According to the question,

• $\sf{h=16\ km}$

• $\sf{R=6400\ km}$

Hence,

$\longrightarrow\sf{\delta W=-\dfrac{200\times16}{6400}}$

$\longrightarrow\underline{\underline{\sf{\delta W=-0.5\,\%}}}$

Hence the percentage decrease is $\bf{0.5\,\%.}$ Negative sign indicates the decrease in the value.

Answer 2

• A body is taken 32 km above the surface of the earth
• Radius of earth = 6400 km
• Percentage decrease in weight of the body = ?

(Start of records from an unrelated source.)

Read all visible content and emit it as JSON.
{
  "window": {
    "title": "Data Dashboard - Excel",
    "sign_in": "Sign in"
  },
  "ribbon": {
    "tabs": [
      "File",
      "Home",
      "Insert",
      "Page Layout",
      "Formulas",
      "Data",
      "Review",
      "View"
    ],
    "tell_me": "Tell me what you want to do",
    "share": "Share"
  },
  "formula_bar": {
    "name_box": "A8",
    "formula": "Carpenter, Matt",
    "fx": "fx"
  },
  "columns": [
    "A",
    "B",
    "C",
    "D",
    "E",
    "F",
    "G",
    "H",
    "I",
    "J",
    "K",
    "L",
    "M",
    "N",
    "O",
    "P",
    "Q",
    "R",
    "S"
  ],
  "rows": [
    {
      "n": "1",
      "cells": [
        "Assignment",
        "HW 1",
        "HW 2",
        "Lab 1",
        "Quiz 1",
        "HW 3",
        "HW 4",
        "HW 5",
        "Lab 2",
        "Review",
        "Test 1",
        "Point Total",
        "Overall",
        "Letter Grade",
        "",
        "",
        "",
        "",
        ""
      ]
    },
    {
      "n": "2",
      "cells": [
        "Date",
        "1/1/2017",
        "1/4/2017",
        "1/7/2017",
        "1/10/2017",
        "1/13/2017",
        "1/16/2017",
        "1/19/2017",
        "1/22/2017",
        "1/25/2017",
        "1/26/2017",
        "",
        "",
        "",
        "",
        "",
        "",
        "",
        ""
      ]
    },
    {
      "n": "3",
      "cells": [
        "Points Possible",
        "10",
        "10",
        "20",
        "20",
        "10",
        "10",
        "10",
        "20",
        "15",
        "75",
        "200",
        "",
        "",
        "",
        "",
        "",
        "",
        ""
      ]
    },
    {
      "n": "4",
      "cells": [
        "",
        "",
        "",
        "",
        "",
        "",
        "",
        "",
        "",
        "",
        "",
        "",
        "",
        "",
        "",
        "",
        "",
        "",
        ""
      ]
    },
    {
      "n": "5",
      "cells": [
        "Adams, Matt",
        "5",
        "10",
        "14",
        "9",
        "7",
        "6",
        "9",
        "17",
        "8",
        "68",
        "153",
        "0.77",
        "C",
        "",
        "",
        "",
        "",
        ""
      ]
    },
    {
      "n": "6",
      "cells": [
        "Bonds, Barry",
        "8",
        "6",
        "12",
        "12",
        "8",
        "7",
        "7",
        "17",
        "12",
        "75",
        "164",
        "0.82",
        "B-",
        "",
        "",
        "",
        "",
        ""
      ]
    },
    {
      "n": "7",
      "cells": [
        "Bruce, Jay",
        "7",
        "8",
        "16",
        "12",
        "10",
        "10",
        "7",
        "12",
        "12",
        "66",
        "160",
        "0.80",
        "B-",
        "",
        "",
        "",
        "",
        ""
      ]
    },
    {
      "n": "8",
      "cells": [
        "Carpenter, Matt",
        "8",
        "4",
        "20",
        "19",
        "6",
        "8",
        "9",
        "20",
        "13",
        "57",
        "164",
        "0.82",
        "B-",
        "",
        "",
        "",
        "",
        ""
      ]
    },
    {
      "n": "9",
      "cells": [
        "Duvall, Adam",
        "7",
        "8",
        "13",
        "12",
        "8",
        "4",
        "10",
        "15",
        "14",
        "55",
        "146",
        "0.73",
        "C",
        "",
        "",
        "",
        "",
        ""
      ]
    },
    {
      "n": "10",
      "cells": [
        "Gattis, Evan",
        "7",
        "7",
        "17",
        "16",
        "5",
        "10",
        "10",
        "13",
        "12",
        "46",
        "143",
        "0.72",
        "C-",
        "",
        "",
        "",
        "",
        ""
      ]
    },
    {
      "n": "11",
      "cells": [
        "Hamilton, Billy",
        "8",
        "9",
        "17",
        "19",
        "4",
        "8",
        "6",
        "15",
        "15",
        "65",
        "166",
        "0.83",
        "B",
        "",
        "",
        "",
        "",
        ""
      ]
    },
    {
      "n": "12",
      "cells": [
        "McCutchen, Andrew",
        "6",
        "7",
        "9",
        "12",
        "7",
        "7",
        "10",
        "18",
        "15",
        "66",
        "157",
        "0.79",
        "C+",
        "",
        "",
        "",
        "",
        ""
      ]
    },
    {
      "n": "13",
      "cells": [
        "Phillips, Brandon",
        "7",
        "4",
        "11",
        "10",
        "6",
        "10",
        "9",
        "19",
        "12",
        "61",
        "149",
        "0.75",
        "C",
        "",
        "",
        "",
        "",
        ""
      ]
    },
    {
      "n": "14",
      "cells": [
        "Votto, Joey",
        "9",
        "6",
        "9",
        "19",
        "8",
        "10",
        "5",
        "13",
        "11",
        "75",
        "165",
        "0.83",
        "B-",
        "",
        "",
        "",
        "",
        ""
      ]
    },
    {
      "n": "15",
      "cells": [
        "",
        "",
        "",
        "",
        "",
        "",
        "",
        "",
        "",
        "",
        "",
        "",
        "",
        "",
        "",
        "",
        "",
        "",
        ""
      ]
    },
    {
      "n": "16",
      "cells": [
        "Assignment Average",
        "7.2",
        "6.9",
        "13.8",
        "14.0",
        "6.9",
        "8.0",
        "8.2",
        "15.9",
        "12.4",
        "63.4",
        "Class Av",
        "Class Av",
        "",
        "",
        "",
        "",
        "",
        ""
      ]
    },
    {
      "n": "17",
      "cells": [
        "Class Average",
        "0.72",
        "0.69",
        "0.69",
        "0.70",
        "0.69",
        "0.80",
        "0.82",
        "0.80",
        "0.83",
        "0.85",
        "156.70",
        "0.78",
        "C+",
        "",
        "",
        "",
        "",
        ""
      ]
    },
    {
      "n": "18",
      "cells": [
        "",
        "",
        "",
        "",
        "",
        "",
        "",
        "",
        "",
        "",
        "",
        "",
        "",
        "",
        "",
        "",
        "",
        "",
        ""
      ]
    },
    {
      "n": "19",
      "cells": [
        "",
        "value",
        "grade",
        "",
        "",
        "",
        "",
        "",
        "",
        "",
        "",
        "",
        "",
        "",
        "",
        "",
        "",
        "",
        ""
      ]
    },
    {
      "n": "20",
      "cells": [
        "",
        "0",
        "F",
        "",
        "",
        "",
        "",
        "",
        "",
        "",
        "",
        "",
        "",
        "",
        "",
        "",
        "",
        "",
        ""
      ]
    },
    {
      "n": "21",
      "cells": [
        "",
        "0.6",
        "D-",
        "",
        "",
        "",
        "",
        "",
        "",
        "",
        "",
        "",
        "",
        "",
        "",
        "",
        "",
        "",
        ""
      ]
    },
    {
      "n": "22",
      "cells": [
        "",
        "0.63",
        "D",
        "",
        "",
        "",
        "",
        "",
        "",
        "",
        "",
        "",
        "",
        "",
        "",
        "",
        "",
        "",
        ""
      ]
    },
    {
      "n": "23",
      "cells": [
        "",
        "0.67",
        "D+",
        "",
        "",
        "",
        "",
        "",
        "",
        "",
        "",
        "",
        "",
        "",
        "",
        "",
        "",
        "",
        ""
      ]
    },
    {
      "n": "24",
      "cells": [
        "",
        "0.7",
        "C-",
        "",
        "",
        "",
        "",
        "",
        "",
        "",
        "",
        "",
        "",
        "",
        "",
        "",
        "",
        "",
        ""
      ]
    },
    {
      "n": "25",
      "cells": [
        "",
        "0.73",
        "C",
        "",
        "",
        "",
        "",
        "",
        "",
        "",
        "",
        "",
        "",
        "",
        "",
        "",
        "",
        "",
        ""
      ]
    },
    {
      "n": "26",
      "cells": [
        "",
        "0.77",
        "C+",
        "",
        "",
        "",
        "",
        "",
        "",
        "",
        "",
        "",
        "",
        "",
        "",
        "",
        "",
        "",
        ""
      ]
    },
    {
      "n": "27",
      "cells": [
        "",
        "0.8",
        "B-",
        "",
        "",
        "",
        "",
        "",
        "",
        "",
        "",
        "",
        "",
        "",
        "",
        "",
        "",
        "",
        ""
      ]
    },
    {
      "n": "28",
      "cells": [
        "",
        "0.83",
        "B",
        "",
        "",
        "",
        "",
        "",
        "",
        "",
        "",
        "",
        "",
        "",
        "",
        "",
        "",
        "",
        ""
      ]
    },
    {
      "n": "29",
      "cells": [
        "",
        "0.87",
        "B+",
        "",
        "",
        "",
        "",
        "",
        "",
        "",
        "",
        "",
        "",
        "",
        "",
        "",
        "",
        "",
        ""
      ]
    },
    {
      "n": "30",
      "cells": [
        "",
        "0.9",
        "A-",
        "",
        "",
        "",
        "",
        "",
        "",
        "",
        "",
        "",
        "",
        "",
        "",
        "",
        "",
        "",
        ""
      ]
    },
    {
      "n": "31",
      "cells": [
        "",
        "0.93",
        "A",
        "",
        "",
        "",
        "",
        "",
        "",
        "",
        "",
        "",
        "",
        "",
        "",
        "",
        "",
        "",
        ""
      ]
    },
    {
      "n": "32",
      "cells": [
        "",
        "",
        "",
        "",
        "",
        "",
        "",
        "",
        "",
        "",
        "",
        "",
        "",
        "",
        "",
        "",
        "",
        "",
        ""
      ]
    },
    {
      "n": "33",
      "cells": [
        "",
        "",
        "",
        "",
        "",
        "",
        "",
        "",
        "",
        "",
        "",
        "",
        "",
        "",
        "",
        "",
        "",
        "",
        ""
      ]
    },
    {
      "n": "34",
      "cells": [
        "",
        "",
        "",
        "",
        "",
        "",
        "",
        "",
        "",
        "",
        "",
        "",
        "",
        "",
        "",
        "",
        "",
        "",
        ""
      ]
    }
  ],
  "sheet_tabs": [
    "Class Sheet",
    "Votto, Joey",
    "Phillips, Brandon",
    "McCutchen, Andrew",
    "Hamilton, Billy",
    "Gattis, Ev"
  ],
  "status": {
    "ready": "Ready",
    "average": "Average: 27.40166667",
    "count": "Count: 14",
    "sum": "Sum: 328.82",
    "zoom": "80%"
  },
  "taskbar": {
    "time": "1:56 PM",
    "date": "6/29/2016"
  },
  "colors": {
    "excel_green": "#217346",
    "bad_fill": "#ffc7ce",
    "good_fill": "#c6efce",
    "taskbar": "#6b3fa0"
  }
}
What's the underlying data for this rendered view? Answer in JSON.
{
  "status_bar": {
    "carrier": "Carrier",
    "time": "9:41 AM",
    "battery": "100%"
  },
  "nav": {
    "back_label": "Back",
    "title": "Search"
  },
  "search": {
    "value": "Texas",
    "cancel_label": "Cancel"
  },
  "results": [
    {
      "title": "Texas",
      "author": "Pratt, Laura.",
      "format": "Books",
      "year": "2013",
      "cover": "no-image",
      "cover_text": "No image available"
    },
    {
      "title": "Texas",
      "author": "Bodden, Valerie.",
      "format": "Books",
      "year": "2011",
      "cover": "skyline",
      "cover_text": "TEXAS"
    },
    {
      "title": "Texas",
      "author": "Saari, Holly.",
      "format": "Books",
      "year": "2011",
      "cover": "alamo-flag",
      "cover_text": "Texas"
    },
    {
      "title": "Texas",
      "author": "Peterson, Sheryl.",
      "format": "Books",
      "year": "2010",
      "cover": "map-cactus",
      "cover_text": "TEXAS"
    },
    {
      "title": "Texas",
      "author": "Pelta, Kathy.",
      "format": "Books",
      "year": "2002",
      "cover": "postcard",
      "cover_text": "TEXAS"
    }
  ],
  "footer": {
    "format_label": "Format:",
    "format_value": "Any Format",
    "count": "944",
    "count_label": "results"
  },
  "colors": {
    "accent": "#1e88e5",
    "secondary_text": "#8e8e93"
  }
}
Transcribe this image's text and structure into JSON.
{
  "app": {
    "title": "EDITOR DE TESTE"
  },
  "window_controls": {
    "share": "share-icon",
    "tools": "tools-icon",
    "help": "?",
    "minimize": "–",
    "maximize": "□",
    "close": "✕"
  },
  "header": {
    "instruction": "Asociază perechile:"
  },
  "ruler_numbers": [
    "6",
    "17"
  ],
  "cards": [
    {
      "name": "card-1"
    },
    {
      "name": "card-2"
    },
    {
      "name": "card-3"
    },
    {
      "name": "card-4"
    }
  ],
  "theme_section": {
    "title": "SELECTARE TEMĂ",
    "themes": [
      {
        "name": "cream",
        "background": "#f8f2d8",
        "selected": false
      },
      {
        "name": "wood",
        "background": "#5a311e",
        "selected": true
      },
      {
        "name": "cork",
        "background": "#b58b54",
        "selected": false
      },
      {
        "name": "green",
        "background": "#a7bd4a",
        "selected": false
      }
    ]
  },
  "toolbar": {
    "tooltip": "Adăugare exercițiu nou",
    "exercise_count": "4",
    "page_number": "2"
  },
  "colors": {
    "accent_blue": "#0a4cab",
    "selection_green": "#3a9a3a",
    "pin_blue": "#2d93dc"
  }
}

$\begin{gathered}\begin{gathered}\sf :\implies g' = g\bigg\lgroup 1 - \dfrac{h}{R}\bigg\rgroup\;\;-eq(1)\\\end{gathered}\end{gathered}$

• So then the % decrease in the value of acceleration due to gravity is gonna be,

$\begin{gathered}\begin{gathered}\sf :\implies \delta g = \dfrac{g - g'}{g} \times 100\\\end{gathered}\end{gathered}$

$\begin{gathered}\begin{gathered}\sf :\implies \delta g = \dfrac{g - g\bigg\lgroup 1 - \dfrac{h}{R}\bigg\rgroup}{g} \times 100\\\end{gathered}\end{gathered}$

$\begin{gathered}\begin{gathered}\sf :\implies \delta g = \dfrac{g\bigg\{ 1 - \bigg\lgroup 1 - \dfrac{h}{R}\bigg\rgroup\bigg\} }{g} \times 100\\\end{gathered}\end{gathered}$

$\begin{gathered}\begin{gathered}\sf :\implies \delta g = \bigg\{ 1 - 1 + \dfrac{h}{R} \bigg\} 100\\\end{gathered}\end{gathered}$

$\sf :\implies \delta g = \dfrac{100h}{R} \;\; -eq(2)$

• Finally, the % change in weight will be given by,

$\begin{gathered}\begin{gathered}\sf :\implies \delta W = \delta m + \delta g\\\end{gathered}\end{gathered}$

$\begin{gathered}\begin{gathered}\sf :\implies \delta W = \dfrac{100h}{R}\\\end{gathered}\end{gathered}$

$\displaystyle \underline{\bigstar\:\textsf{According to the Question :}}$

$\sf\dashrightarrow \delta W = \dfrac{100\times 32}{6400}$

$\dashrightarrow\underline{\boxed{\purple{\mathfrak {\delta w = 0.5 \%}}}}$